Uzun süreli ağır uyku: Uyuyan kişi oturağını tıkamış olsa bile kesinlikle abdesti bozar. Uyumakta olan kişi etrafındaki sesleri işitmezse oturağı üzerine oturup dizlerini yan yana getirerek iki eliyle dizlerini tutar da ellerinin çözüldüğünün farkına varmazsa, elindeki bir şeyin yere düştüğünün farkına varmazsa, ağzından salyasının aktığım hissetmezse ağır uykuda demektir.

2. Ön ve arkadan çıkmadığı halde, onlar gibi abdesti bozan şeylerin ikincisi, kadın olsun tüysüz genç erkek olsun, şehvetli birinin bunlara dokunmasıdır. Fıkıhçılar, işi terminolojiye dökerek dokunmanın bazan elle, bazan da vücûdun herhangi bir tarafıyla olabileceğini, “Lems”in, yani ellemenin ise sadece elle olabileceğini ileri sürmüşlerdir. Bunların herbirinin kendine özgü hükümleri vardır. Şehvetli birinin ellemesi mezheblere göre ileri sürülen şartlar doğrultusunda abdesti bozar.

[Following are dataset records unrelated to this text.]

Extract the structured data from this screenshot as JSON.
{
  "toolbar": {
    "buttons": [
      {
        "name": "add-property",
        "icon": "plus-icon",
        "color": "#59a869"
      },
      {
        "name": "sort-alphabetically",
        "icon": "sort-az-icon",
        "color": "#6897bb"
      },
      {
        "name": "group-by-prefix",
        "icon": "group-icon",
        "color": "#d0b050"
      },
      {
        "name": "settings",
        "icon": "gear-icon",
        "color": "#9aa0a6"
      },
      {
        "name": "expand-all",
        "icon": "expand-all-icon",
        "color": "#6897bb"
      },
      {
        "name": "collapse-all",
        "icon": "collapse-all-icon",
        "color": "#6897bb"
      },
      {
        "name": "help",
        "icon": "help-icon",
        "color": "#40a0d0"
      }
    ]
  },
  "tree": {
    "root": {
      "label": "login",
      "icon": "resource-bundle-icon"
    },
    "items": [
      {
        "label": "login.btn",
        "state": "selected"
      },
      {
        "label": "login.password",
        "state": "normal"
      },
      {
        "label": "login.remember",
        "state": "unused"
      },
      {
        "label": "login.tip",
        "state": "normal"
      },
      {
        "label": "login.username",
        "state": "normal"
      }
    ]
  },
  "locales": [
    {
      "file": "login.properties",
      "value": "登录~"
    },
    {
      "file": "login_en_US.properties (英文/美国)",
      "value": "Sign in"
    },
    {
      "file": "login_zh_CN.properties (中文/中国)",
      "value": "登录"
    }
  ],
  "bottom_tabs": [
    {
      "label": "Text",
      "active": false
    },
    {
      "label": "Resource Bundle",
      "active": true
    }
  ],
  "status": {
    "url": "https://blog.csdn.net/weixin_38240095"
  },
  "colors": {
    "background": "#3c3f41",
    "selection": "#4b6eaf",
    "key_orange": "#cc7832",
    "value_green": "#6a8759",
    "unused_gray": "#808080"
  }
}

Şafiiler dediler ki: Yabancı bir kadına dokunmak veya onu ellemek, mutlak surette abdesti bozar. Elleyen erkek yaşlı, kadın da ihtiyar ve çirkin olsa ve bunlar birbirlerine dokunmaktan lezzet duymasalar bile yine abdest-leri bozulur. Şafiî mezhebinde yerleşik kural budur. Elleyen veya dokunan 

erkek, genç de olsa, yaşlı da olsa hüküm aynıdır. 

Bazıları diyebilirler ki: Yaşlı ve çirkin kadını ellemekten ne tad alınabilir ki bunu yapmakla abdest bozulsun? 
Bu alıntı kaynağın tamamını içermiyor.